Aubergine rolls
Ingredients
for 4 people
| 800 g | aubergines, cut lengthwise into slices approx. 5 mm thick |
| ½ tsp | salt |
| 2 tbsp | olive oil |
| 250 g | ricotta |
| 40 g | grated Parmesan |
| 40 g | pitted mixed olives, finely chopped |
| 8 | dried tomatoes in oil, drained, finely chopped |
| 1 | organic lemon, use only ½ of grated zest |
| salt and pepper to taste |
| 4 piece | cling film |
| 30 g | bread day old, cut into cubes |
| 2 tbsp | white balsamic vinegar |
| 2 tbsp | olive oil |
| 1 bunch | basil, roughly chopped |
| 1 bunch | flat-leaf parsley, finely chopped |
| 1 tbsp | capers, rinsed, drained |
| 2 | anchovy fillets, as desired |
| ½ dl | water |
| salt and pepper to taste |
How it's done
Aubergines
Salt the aubergines and leave to sit for approx. 30 mins. Dab the aubergines dry, brush both sides with oil. Fry the aubergines in a grill pan over a medium heat for approx. 3 mins. on each side, then remove and allow to cool.

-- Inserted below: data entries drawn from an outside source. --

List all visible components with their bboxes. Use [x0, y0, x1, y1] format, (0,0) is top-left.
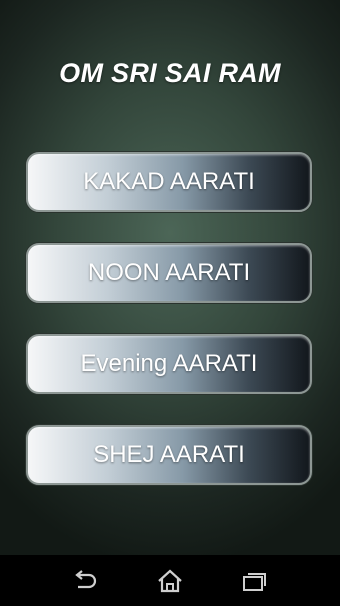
- page-title: OM SRI SAI RAM: [59, 58, 281, 88]
- home-button[interactable]: [150, 565, 190, 597]
- app-content: OM SRI SAI RAM KAKAD AARATI NOON AARATI …: [0, 0, 340, 555]
- home-icon: [158, 569, 182, 593]
- shej-aarati-button[interactable]: SHEJ AARATI: [26, 425, 312, 485]
- recent-apps-icon: [243, 573, 266, 591]
- app-screen: OM SRI SAI RAM KAKAD AARATI NOON AARATI …: [0, 0, 340, 606]
- navigation-bar: [0, 555, 340, 606]
- kakad-aarati-button[interactable]: KAKAD AARATI: [26, 152, 312, 212]
- back-button[interactable]: [65, 565, 105, 597]
- recent-apps-button[interactable]: [235, 565, 275, 597]
- noon-aarati-button[interactable]: NOON AARATI: [26, 243, 312, 303]
- back-icon: [75, 570, 97, 589]
- evening-aarati-button[interactable]: Evening AARATI: [26, 334, 312, 394]
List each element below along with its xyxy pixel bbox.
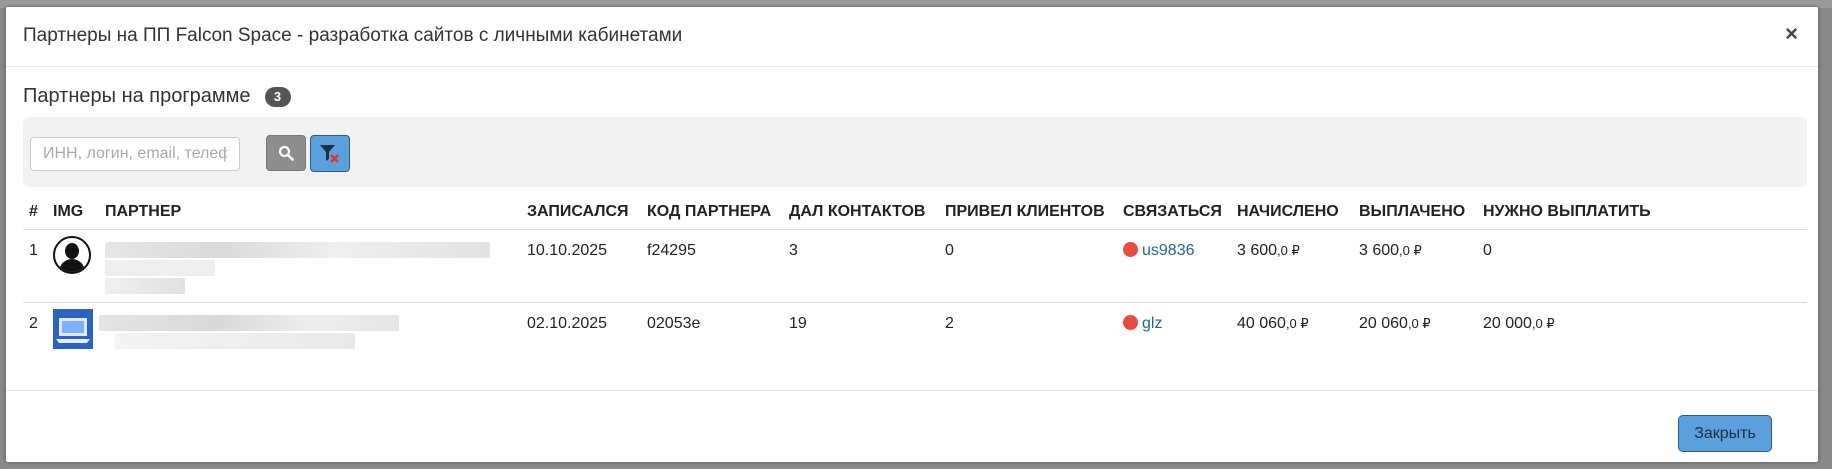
modal-title: Партнеры на ПП Falcon Space - разработка… <box>23 25 683 46</box>
contact-cell: glz <box>1117 303 1231 372</box>
section-title: Партнеры на программе 3 <box>23 85 291 108</box>
contact-cell: us9836 <box>1117 229 1231 303</box>
partner-code: f24295 <box>641 229 783 303</box>
partners-table: # IMG ПАРТНЕР ЗАПИСАЛСЯ КОД ПАРТНЕРА ДАЛ… <box>23 195 1807 371</box>
header-to-pay: НУЖНО ВЫПЛАТИТЬ <box>1477 195 1807 230</box>
status-dot-icon <box>1123 242 1138 257</box>
search-input[interactable] <box>30 137 240 171</box>
close-icon[interactable]: × <box>1785 21 1798 47</box>
to-pay-amount: 0 <box>1477 229 1807 303</box>
filter-clear-icon <box>320 144 339 163</box>
header-partner: ПАРТНЕР <box>99 195 521 230</box>
accrued-amount: 40 060,0 ₽ <box>1237 315 1309 332</box>
contacts-count: 3 <box>783 229 939 303</box>
modal-header: Партнеры на ПП Falcon Space - разработка… <box>6 7 1818 67</box>
row-number: 2 <box>29 315 38 332</box>
to-pay-amount: 20 000,0 ₽ <box>1483 315 1555 332</box>
contact-link[interactable]: glz <box>1142 315 1162 332</box>
clients-count: 0 <box>939 229 1117 303</box>
header-registered: ЗАПИСАЛСЯ <box>521 195 641 230</box>
header-accrued: НАЧИСЛЕНО <box>1231 195 1353 230</box>
partner-name-redacted <box>99 303 521 372</box>
paid-amount: 20 060,0 ₽ <box>1359 315 1431 332</box>
clients-count: 2 <box>945 315 954 332</box>
partner-image <box>47 229 99 303</box>
header-img: IMG <box>47 195 99 230</box>
header-contact: СВЯЗАТЬСЯ <box>1117 195 1231 230</box>
contact-link[interactable]: us9836 <box>1142 242 1195 259</box>
search-icon <box>278 145 294 161</box>
status-dot-icon <box>1123 315 1138 330</box>
partner-image <box>47 303 99 372</box>
partners-modal: Партнеры на ПП Falcon Space - разработка… <box>6 7 1818 462</box>
accrued-amount: 3 600,0 ₽ <box>1231 229 1353 303</box>
header-partner-code: КОД ПАРТНЕРА <box>641 195 783 230</box>
modal-footer: Закрыть <box>6 390 1818 463</box>
header-paid: ВЫПЛАЧЕНО <box>1353 195 1477 230</box>
header-num: # <box>23 195 47 230</box>
registered-date: 02.10.2025 <box>527 315 608 332</box>
close-button[interactable]: Закрыть <box>1678 415 1772 452</box>
row-number: 1 <box>23 229 47 303</box>
partner-code: 02053e <box>647 315 701 332</box>
registered-date: 10.10.2025 <box>521 229 641 303</box>
section-title-text: Партнеры на программе <box>23 85 251 107</box>
table-row: 2 02.10.2025 02053e 19 2 glz 40 060,0 ₽ … <box>23 303 1807 372</box>
partner-name-redacted <box>99 229 521 303</box>
table-row: 1 10.10.2025 f24295 3 0 us9836 3 600,0 ₽… <box>23 229 1807 303</box>
screen-avatar-icon <box>53 309 93 349</box>
header-contacts: ДАЛ КОНТАКТОВ <box>783 195 939 230</box>
paid-amount: 3 600,0 ₽ <box>1353 229 1477 303</box>
partners-count-badge: 3 <box>264 86 291 107</box>
contacts-count: 19 <box>789 315 807 332</box>
filter-bar <box>23 117 1807 187</box>
person-avatar-icon <box>53 236 91 274</box>
header-clients: ПРИВЕЛ КЛИЕНТОВ <box>939 195 1117 230</box>
clear-filter-button[interactable] <box>310 135 350 172</box>
table-header-row: # IMG ПАРТНЕР ЗАПИСАЛСЯ КОД ПАРТНЕРА ДАЛ… <box>23 195 1807 230</box>
search-button[interactable] <box>266 135 306 171</box>
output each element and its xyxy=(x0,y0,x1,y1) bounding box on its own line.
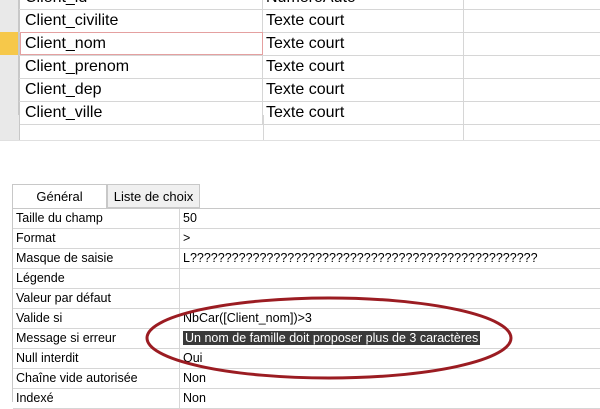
row-selector[interactable] xyxy=(0,78,19,101)
property-label: Taille du champ xyxy=(13,209,180,228)
allow-zero-length-field[interactable]: Non xyxy=(181,369,600,388)
property-row[interactable]: Valeur par défaut xyxy=(13,289,600,309)
data-type-cell[interactable]: NuméroAuto xyxy=(264,0,464,9)
field-name-cell[interactable]: Client_id xyxy=(20,0,263,9)
default-value-field[interactable] xyxy=(181,289,600,308)
property-row[interactable]: Masque de saisie L??????????????????????… xyxy=(13,249,600,269)
property-label: Indexé xyxy=(13,389,180,408)
property-label: Légende xyxy=(13,269,180,288)
property-label: Null interdit xyxy=(13,349,180,368)
property-row[interactable]: Chaîne vide autorisée Non xyxy=(13,369,600,389)
property-row[interactable]: Taille du champ 50 xyxy=(13,209,600,229)
indexed-field[interactable]: Non xyxy=(181,389,600,408)
field-row[interactable]: Client_dep Texte court xyxy=(0,78,600,102)
validation-text-field[interactable]: Un nom de famille doit proposer plus de … xyxy=(181,329,600,348)
property-row[interactable]: Message si erreur Un nom de famille doit… xyxy=(13,329,600,349)
validation-rule-field[interactable]: NbCar([Client_nom])>3 xyxy=(181,309,600,328)
data-type-cell[interactable]: Texte court xyxy=(264,78,464,101)
input-mask-field[interactable]: L???????????????????????????????????????… xyxy=(181,249,600,268)
row-selector[interactable] xyxy=(0,55,19,78)
property-label: Valide si xyxy=(13,309,180,328)
field-design-grid: Client_id NuméroAuto Client_civilite Tex… xyxy=(0,0,600,140)
property-sheet: Taille du champ 50 Format > Masque de sa… xyxy=(12,208,600,409)
property-value-field[interactable]: 50 xyxy=(181,209,600,228)
property-row[interactable]: Indexé Non xyxy=(13,389,600,409)
data-type-cell[interactable]: Texte court xyxy=(264,32,464,55)
field-name-cell[interactable]: Client_civilite xyxy=(20,9,263,32)
data-type-cell[interactable]: Texte court xyxy=(264,55,464,78)
row-selector[interactable] xyxy=(0,115,20,140)
property-row[interactable]: Valide si NbCar([Client_nom])>3 xyxy=(13,309,600,329)
empty-field-row[interactable] xyxy=(0,115,600,140)
current-row-marker[interactable] xyxy=(0,32,19,55)
caption-field[interactable] xyxy=(181,269,600,288)
required-field[interactable]: Oui xyxy=(181,349,600,368)
property-label: Format xyxy=(13,229,180,248)
field-properties-pane: Général Liste de choix Taille du champ 5… xyxy=(0,141,600,409)
property-label: Valeur par défaut xyxy=(13,289,180,308)
field-row-current[interactable]: Client_nom Texte court xyxy=(0,32,600,56)
field-row[interactable]: Client_civilite Texte court xyxy=(0,9,600,33)
data-type-cell[interactable]: Texte court xyxy=(264,9,464,32)
property-label: Message si erreur xyxy=(13,329,180,348)
property-label: Masque de saisie xyxy=(13,249,180,268)
field-row[interactable]: Client_prenom Texte court xyxy=(0,55,600,79)
property-row[interactable]: Null interdit Oui xyxy=(13,349,600,369)
field-name-cell[interactable]: Client_nom xyxy=(20,32,263,55)
selected-text[interactable]: Un nom de famille doit proposer plus de … xyxy=(183,331,481,345)
property-row[interactable]: Format > xyxy=(13,229,600,249)
property-row[interactable]: Légende xyxy=(13,269,600,289)
tab-general[interactable]: Général xyxy=(12,184,107,208)
field-name-cell[interactable]: Client_dep xyxy=(20,78,263,101)
field-name-cell[interactable]: Client_prenom xyxy=(20,55,263,78)
row-selector[interactable] xyxy=(0,9,19,32)
property-label: Chaîne vide autorisée xyxy=(13,369,180,388)
row-selector[interactable] xyxy=(0,0,19,9)
property-value-field[interactable]: > xyxy=(181,229,600,248)
tab-lookup[interactable]: Liste de choix xyxy=(107,184,200,208)
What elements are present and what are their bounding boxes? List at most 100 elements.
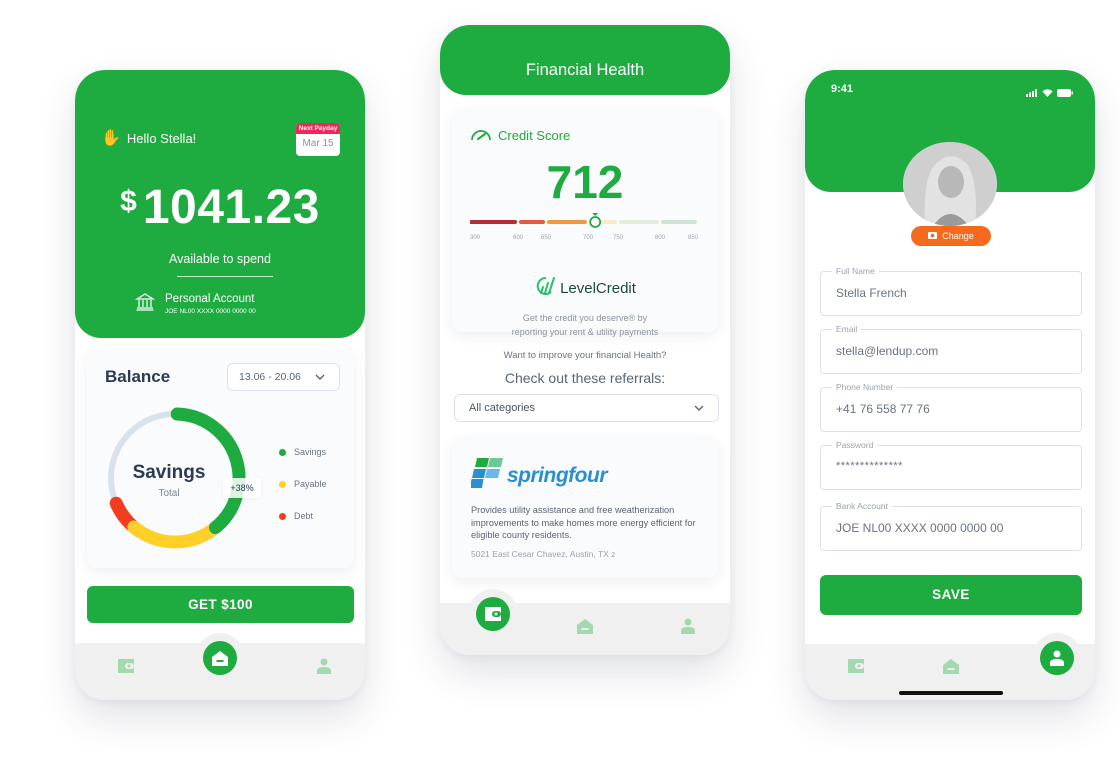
donut-center-label: Savings Total — [99, 462, 239, 499]
legend-label: Debt — [294, 511, 314, 521]
legend-item-debt[interactable]: Debt — [279, 500, 327, 532]
home-icon — [943, 658, 959, 674]
status-time: 9:41 — [831, 83, 854, 95]
home-screen: ✋ Hello Stella! Next Payday Mar 15 $1041… — [75, 70, 365, 700]
account-info: Personal Account JOE NL00 XXXX 0000 0000… — [134, 292, 256, 316]
legend-item-savings[interactable]: Savings — [279, 436, 327, 468]
improve-prompt: Want to improve your financial Health? — [503, 350, 667, 361]
field-label: Bank Account — [832, 501, 892, 511]
gauge-tick-label: 300 — [470, 235, 481, 241]
person-icon — [681, 618, 695, 634]
field-value: Stella French — [836, 286, 907, 300]
tab-home[interactable] — [936, 651, 966, 681]
password-field[interactable]: Password ************** — [820, 440, 1082, 490]
credit-score-card: Credit Score 712 300 600 650 700 750 800 850 L… — [452, 110, 718, 337]
levelcredit-logo[interactable]: LevelCredit — [452, 276, 718, 300]
speedometer-icon — [470, 127, 492, 144]
balance-header: ✋ Hello Stella! Next Payday Mar 15 $1041… — [75, 70, 365, 338]
field-label: Password — [832, 440, 878, 450]
tab-home[interactable] — [570, 611, 600, 641]
gauge-tick-label: 750 — [613, 235, 624, 241]
profile-screen: 9:41 Change Full Name Stella French Emai… — [805, 70, 1095, 700]
available-balance: $1041.23 — [75, 180, 365, 235]
balance-title: Balance — [105, 367, 171, 386]
gauge-tick-label: 850 — [688, 235, 699, 241]
wallet-icon — [485, 607, 501, 621]
field-value: JOE NL00 XXXX 0000 0000 00 — [836, 521, 1004, 535]
referrals-heading: Check out these referrals: — [504, 370, 666, 386]
tab-profile[interactable] — [673, 611, 703, 641]
category-select[interactable]: All categories — [454, 394, 719, 422]
gauge-tick-label: 600 — [513, 235, 524, 241]
next-payday-date: Mar 15 — [302, 138, 334, 149]
home-indicator[interactable] — [899, 691, 1003, 695]
get-100-button[interactable]: GET $100 — [87, 586, 354, 623]
financial-health-screen: Financial Health Credit Score 712 300 600… — [440, 25, 730, 655]
battery-icon — [1057, 84, 1073, 102]
partner-tagline: Get the credit you deserve® by reporting… — [452, 311, 718, 339]
gauge-tick-label: 650 — [541, 235, 552, 241]
chevron-down-icon — [315, 372, 325, 383]
credit-score-header: Credit Score — [470, 127, 570, 144]
savings-change-tooltip: +38% — [223, 478, 261, 498]
partner-name: LevelCredit — [560, 279, 636, 297]
credit-score-label: Credit Score — [498, 128, 571, 143]
tab-bar — [440, 597, 730, 655]
balance-card: Balance 13.06 - 20.06 Savings Total +38%… — [87, 350, 354, 568]
wifi-icon — [1042, 84, 1053, 102]
change-photo-label: Change — [942, 231, 974, 241]
screen-header: Financial Health — [440, 25, 730, 95]
bank-icon — [134, 292, 156, 316]
date-range-select[interactable]: 13.06 - 20.06 — [227, 363, 340, 391]
date-range-value: 13.06 - 20.06 — [239, 371, 301, 383]
credit-score-gauge: 300 600 650 700 750 800 850 — [470, 213, 699, 241]
field-value: +41 76 558 77 76 — [836, 402, 930, 416]
email-field[interactable]: Email stella@lendup.com — [820, 324, 1082, 374]
balance-caption: Available to spend — [169, 252, 271, 266]
score-pointer — [592, 213, 599, 216]
camera-icon — [928, 231, 938, 241]
legend-dot — [279, 448, 286, 456]
field-label: Email — [832, 324, 862, 334]
legend-label: Savings — [294, 447, 327, 457]
divider — [177, 276, 273, 277]
save-button[interactable]: SAVE — [820, 575, 1082, 615]
donut-segment-payable — [127, 516, 227, 549]
tab-wallet[interactable] — [111, 651, 141, 681]
field-value: stella@lendup.com — [836, 344, 939, 358]
person-icon — [1050, 650, 1064, 666]
tab-profile[interactable] — [1040, 641, 1074, 675]
tab-wallet[interactable] — [476, 597, 510, 631]
legend-dot — [279, 512, 286, 520]
legend-dot — [279, 480, 286, 488]
referral-card[interactable]: springfour Provides utility assistance a… — [452, 438, 718, 578]
donut-title: Savings — [132, 462, 206, 483]
score-marker — [589, 216, 602, 228]
levelcredit-icon — [534, 276, 556, 300]
referral-name: springfour — [507, 463, 608, 487]
greeting-text: Hello Stella! — [126, 130, 197, 146]
status-icons — [1026, 84, 1073, 102]
gauge-tick-label: 800 — [655, 235, 666, 241]
home-icon — [212, 650, 228, 666]
tab-profile[interactable] — [309, 651, 339, 681]
person-icon — [317, 658, 331, 674]
chart-legend: Savings Payable Debt — [279, 436, 327, 532]
tab-bar — [75, 641, 365, 700]
field-label: Phone Number — [832, 382, 898, 392]
page-title: Financial Health — [525, 61, 645, 79]
profile-avatar[interactable] — [903, 142, 997, 226]
tagline-line: reporting your rent & utility payments — [511, 327, 659, 337]
donut-subtitle: Total — [158, 488, 180, 499]
legend-item-payable[interactable]: Payable — [279, 468, 327, 500]
tab-home[interactable] — [203, 641, 237, 675]
springfour-logo: springfour — [470, 458, 608, 493]
next-payday-label: Next Payday — [296, 123, 340, 134]
home-icon — [577, 618, 593, 634]
change-photo-button[interactable]: Change — [911, 226, 991, 246]
full-name-field[interactable]: Full Name Stella French — [820, 266, 1082, 316]
bank-account-field[interactable]: Bank Account JOE NL00 XXXX 0000 0000 00 — [820, 501, 1082, 551]
phone-number-field[interactable]: Phone Number +41 76 558 77 76 — [820, 382, 1082, 432]
chevron-down-icon — [694, 402, 704, 414]
tab-wallet[interactable] — [841, 651, 871, 681]
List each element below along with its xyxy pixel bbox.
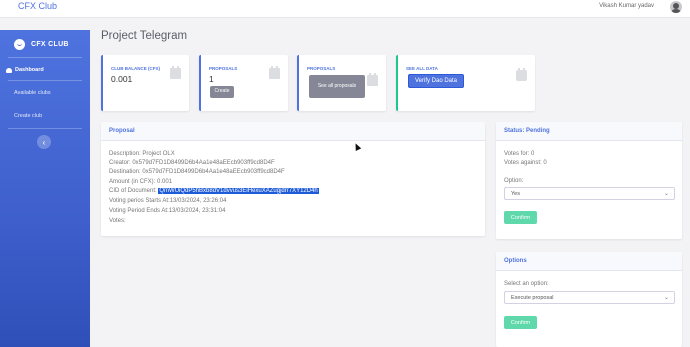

Set aside 20 attractive, equally sized aubergine slices, finely chop the remaining pieces (trimmings and small slices).
Filling
Combine the ricotta, chopped aubergine, Parmesan, olives, tomatoes, and lemon zest, season.
Rolls
Lay out cling film on the work surface. Place approx. 5 slices of aubergine on top of one another, overlapping significantly to form four rectangles. Distribute the filling in the centre of the overlapping aubergine slices, roll up the slices using the cling film and chill, wrapped in the film, for approx. 20 minutes.
Salsa verde
Puree the bread in a food processor along with all the other ingredients up to and including the water until smooth, season. Spread the sauce on the plates. Remove the aubergine rolls from the foil, arrange on top.